Where the sun met the sky, the f*cking was still deep, and the fighting was still raw, with the Wolves still neck-deep in their own p*ss and sh*t. Like a Guadalarajan smoke cloud, Oro watched as Chiloé came to life underneath him. Wh*reʼs Bay was a nightmare of sodomy and sin; the moon slung itself low against the sky, sitting on the clouds all plump and fat as the stars kiss her passionately, and then, she sucks it in. One by one, that feeling, that numb feeling, was all that came up to the surface. That loudmouthed leering Lucifer beckoned the mouths of monsters towards her, towards him, and he felt nothing. Submerged in hell, but nothing. The blood was thicker than water.

Hot and heavy.

But it ran different.

First, you burned. Then, you bled.

The girls didnʼt satisfy him; their corpses simply circled him, like long lost ghost ships, making him hollow. It was Godʼs country out here, and instead of being surrounded by newly christened moonlight and the promises of His nature, green and endless, clumps of bloodied flesh consumed and corroded his strength until he was ghostly himself. Rotting underneath a rotting sky, lost and broken.

The f*cking...the f*cking grew animalistic for him, the fighting uninhibited, neck-deep in a toxic need that never calmed, never quieted. Choking on every fume, every breath. Chiloé, where Oro felt atop the world, was a prison that ate him alive. Slowly feasted on his skin, ravishing his organs, and leaving the most fearful part of him: himself.

He lit a cigarette, burning and bleeding.

"You always did like this spot," a voice interrupted, velvety, smooth like butter. Oro felt his bones melt for a split second, an exhaustion laced with a bone-chilling rush, and so, he exhaled, the smoke dragging across his lungs.

Robin.

She stared out, a stormy collection of cold indifference.

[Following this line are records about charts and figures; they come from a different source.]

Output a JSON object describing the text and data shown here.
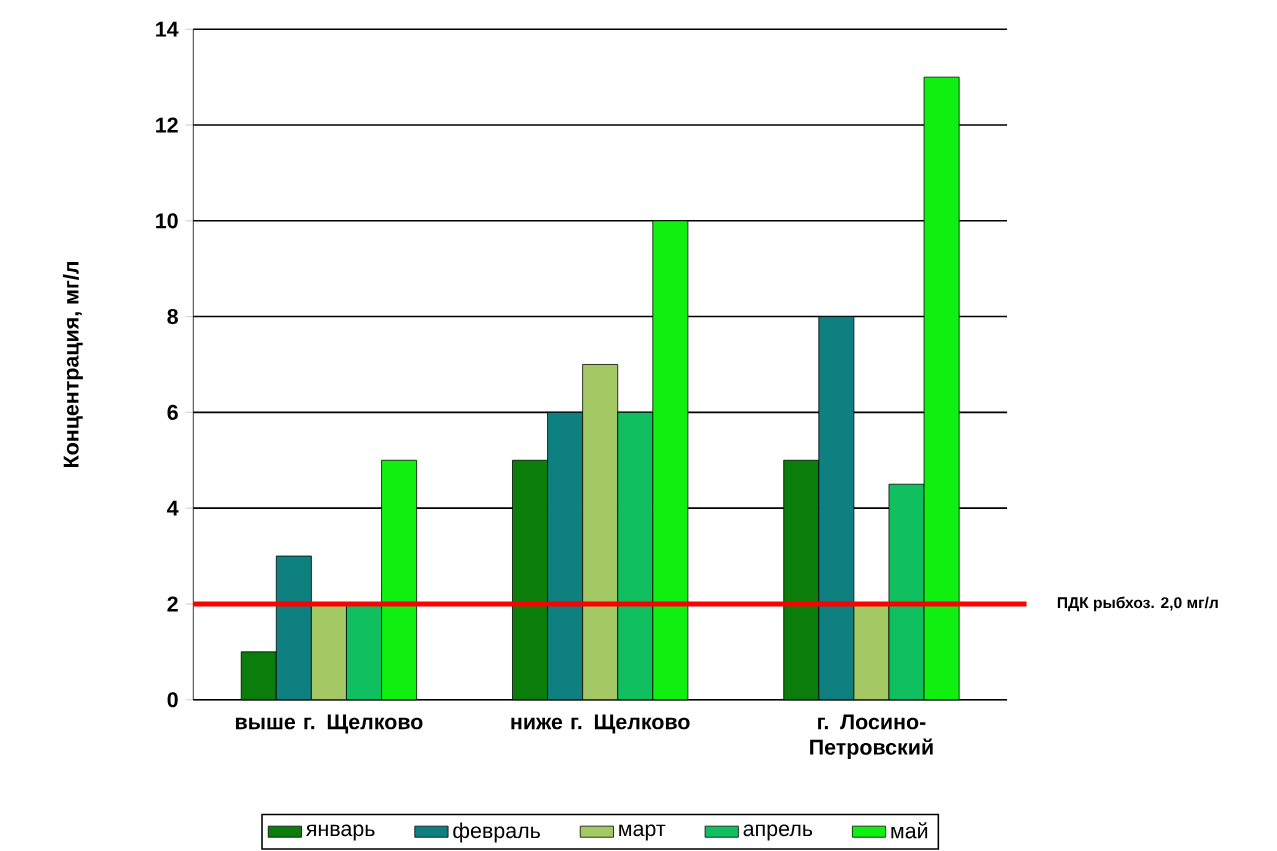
{
  "chart_data": {
    "type": "bar",
    "ylabel": "Концентрация, мг/л",
    "categories": [
      "выше г. Щелково",
      "ниже г. Щелково",
      "г. Лосино-Петровский"
    ],
    "series": [
      {
        "name": "январь",
        "color": "#0a7d0a",
        "values": [
          1,
          5,
          5
        ]
      },
      {
        "name": "февраль",
        "color": "#0f8080",
        "values": [
          3,
          6,
          8
        ]
      },
      {
        "name": "март",
        "color": "#a4c864",
        "values": [
          2,
          7,
          2
        ]
      },
      {
        "name": "апрель",
        "color": "#10c060",
        "values": [
          2,
          6,
          4.5
        ]
      },
      {
        "name": "май",
        "color": "#10f010",
        "values": [
          5,
          10,
          13
        ]
      }
    ],
    "ylim": [
      0,
      14
    ],
    "yticks": [
      0,
      2,
      4,
      6,
      8,
      10,
      12,
      14
    ],
    "grid": "y",
    "legend": "bottom",
    "ref_lines": [
      {
        "axis": "y",
        "value": 2,
        "label": "ПДК рыбхоз. 2,0 мг/л",
        "color": "#ff0000"
      }
    ]
  }
}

"It ceases to amaze me...this is Godʼs country. Untamed, untouched, thousands of years of dominance...only to be taken by the Spanish one day," she murmured.

Oro stared back, a stormy collection of malice and unbridled anger.

"You came back," he said, lost for words.

She crept towards him, scars ripe with blood and scabbed wounds, mirroring him, a darker, more refined image.

"I came back," she offered back, also lost for words. "Took the Hangmanʼs road through Cockburn, passing Tonoho Oʼodham."

"Why?"

The blood was divine.

Nearby, the Company had broken bread with Escobar and his sicarios. Quentin Tarantinoʼs ghost lingered where cueca vocalists were, and the men filled their lager up to the brim. Robin and Oro watched the stripper poles glimmer like the alcohol, the neon lights glaring down onlookers with the power of gritty ambiance. The urge to drink, and to f*cking especially, fills Oro and he watched as the girls come in: stumblinʼ drunk, singinʼ drunk, whistlinʼ-dixie-drunk.

"To warn you; I ran into a few Order operatives a few days ago, theyʼre searching for the Domingo treasure, too," Robin said simply, staring at the battered bodies of the underaged girls coldly.